Washington Post Global Opinions correspondent, Jamal Khashoggi, who is Saudi, entered his country’s consulate in Istanbul Tuesday of last week and hasn’t been seen since. Worse, Turkish officials say that Khashoggi was killed inside the consulate, his body dismembered, and then sneaked out of the building—lynched, you might say, and then disappeared, instead of hanged from a tree. The journalist had written articles critical of his country’s young leader, Mohammad bin Salman, the 33-year-old crown prince, who considers himself something of a liberal or at least as a reformer. How ironic that this barbarian act happened in Turkey, where in recent years more journalists have disappeared than in any other country (245 as of earlier this year, though, far as we know, none have been murdered).
Almost simultaneously with the incident in Istanbul, a 30-year-old Bulgarian journalist, Viktoria Marinova, was brutally raped and killed in Ruse, in the northeast of the country, where she was employed as a TV commentator. She had been a political investigator. Nor was she the only European journalist murdered during the past year. Daphne Caruana Galizia, similarly reporting on political issues (corruption in the government), was killed in Malta by a car bomb. And Jan Kuciak, a Slovakian journalist also working on government corruption, was shot and killed along with his fiancée.

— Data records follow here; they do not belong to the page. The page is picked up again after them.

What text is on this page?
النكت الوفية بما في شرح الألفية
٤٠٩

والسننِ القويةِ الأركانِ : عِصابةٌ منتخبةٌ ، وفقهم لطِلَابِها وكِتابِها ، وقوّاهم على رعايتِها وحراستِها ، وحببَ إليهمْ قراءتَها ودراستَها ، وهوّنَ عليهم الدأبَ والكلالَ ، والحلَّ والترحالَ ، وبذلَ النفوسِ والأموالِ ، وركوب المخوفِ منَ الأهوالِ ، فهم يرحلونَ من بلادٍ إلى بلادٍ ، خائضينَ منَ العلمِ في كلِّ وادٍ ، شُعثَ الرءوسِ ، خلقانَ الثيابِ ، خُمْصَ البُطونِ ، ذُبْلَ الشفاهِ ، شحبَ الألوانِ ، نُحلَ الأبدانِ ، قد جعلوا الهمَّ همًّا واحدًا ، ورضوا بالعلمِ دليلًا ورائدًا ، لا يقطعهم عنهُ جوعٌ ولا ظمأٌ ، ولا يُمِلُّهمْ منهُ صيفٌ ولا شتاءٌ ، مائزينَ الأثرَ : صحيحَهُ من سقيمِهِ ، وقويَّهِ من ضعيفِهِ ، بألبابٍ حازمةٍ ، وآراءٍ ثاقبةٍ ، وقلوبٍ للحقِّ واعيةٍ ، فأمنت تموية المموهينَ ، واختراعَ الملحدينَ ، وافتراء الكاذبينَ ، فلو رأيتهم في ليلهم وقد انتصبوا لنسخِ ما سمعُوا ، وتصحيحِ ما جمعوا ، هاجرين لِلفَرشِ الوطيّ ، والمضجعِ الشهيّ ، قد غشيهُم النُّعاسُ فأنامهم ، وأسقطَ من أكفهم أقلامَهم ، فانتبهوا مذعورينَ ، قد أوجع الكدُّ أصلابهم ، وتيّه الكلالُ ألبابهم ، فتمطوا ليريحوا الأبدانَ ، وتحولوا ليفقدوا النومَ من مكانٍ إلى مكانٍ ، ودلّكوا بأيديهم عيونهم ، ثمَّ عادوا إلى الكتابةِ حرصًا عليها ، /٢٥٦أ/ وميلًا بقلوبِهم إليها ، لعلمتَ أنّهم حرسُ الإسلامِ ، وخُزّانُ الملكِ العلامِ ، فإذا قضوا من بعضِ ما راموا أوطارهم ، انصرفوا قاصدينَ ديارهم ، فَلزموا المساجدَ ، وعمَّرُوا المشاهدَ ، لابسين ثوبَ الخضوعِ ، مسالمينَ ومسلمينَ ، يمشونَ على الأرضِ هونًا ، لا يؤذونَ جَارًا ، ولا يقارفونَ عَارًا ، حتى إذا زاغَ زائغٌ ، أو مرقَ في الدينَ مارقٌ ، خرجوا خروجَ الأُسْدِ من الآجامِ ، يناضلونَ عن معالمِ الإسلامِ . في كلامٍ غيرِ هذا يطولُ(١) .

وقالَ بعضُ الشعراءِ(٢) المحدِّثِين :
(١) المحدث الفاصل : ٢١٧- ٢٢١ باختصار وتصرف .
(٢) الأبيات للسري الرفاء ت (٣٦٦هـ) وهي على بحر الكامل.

Killing journalists has become a growth industry. In April, Jason Rezaian (another Global Opinions writer for the Washington Post, who was held captive in Iran for 544 days) described the deaths of journalists in Nicaragua, India, Brazil and Mexico during the past year. He cites President Rodrigo Duterte, of the Philippines, as saying, “Just because you’re a journalist you are not exempted from assassination, if you’re a son-of-a-bitch.”